Yeah. The first question is, do we plan on drilling longer laterals from our current average length of 7,000 ft?

Ian Lusted
Managing Director and CEO, Australis Oil & Gas

The base plan at the moment is to drill 7,500 foot laterals. That's our base case. The drivers for that are the local land rules and the size of the units that we form. It's clear, and every other player over time, as I just showed you in the Midland Basin, has found the economics improve as wells are extended. I expect the TMS to be the same. There are wells today in the TMS that have been drilled out to 9,000 feet, and we can reconfigure things. The answer is probably yes, but our base case at the moment stands, and all of our economics are based on a set 7,500 foot lateral.

Jonathan Stewart
Non-Executive Chairman, Australis Oil & Gas

Thank you. The second question was, or is: If the U.S. oil price rallies into all-time highs, might we consider hedging 100% of production for 1 year considering the curve would be rising? I might answer this briefly. The board. We have an approved board hedging strategy. With that, we seek to balance the protection of a minimum revenue stream with the risks associated with being over-hedged and not delivering sufficient volume to meet a contract position. If our actual production was impeded for some reason, and we were not able to deliver that volume of oil, that would be a significant financial problem. We've typically hedged between 50% and 70%, which we think is balanced, but also consistent with our requirements with our debt.

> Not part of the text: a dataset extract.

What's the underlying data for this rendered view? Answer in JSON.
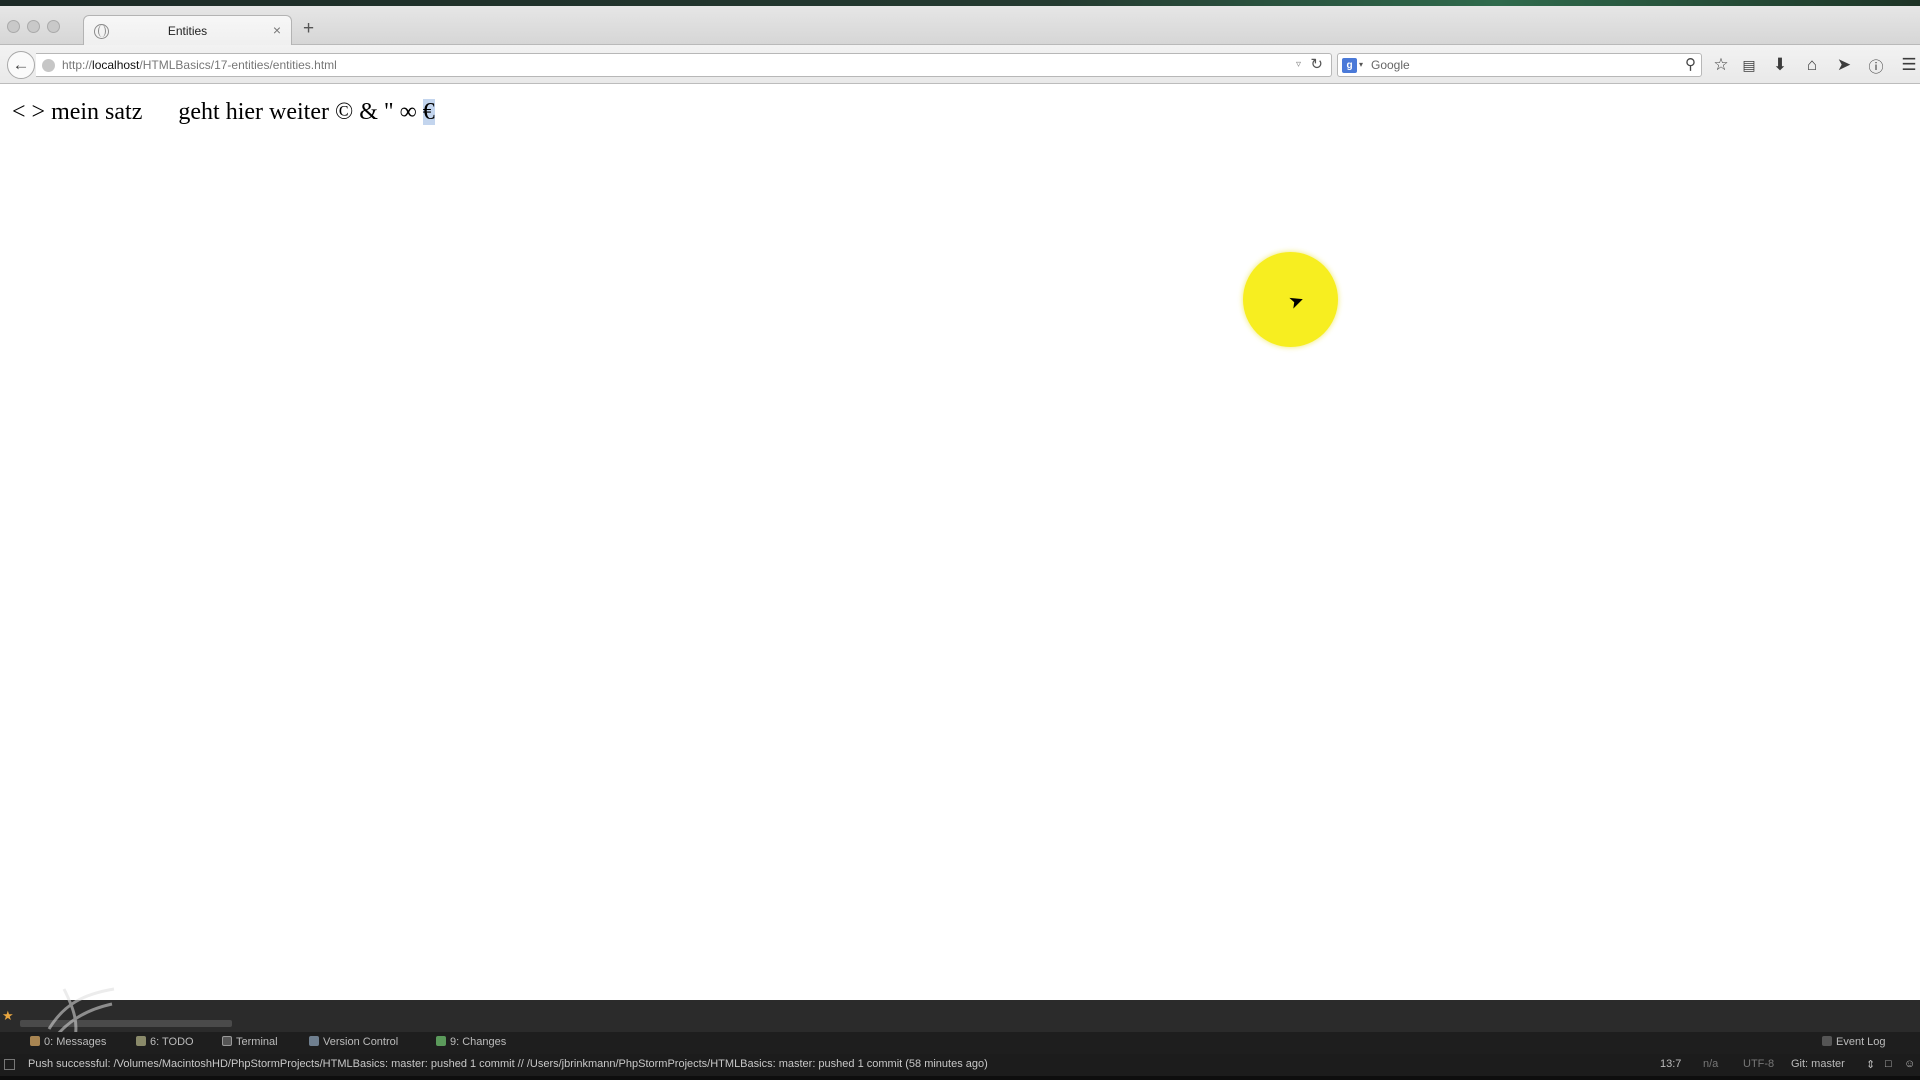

That's of the forward first-year production, we still consider that to be an appropriate balance. The third question is instead of diluting ownership in our assets, might we consider debt/quasi-equity funding from commodity-focused lenders such as Battle Bank? I'm actually not familiar with Battle Bank. As part of our partnering efforts, we certainly have and do engage with a number of more finance-oriented entities. They seek to structure a combination of debt and/or preferred equity as part of the offer. We continue to discuss several alternative plans comprising multiple elements towards generating shareholder value. Our focus very much when considering any potential structure is maximizing shareholder value. I'm not going to forecast exactly how the structure will look, but it's likely to include several elements. Okay.

We have the results of the poll. Okay. Poll results. The votes have been counted on resolutions 1 to 10, and I now declare that resolutions 1 to 9 inclusive have been passed by the requisite majorities, and resolution 10 has not been passed. The results will be released to the ASX immediately following the meeting. There are no other matters that can be properly considered in the formal part of the annual general meeting, I now declare the annual general meeting closed. Thank you very much for your attendance.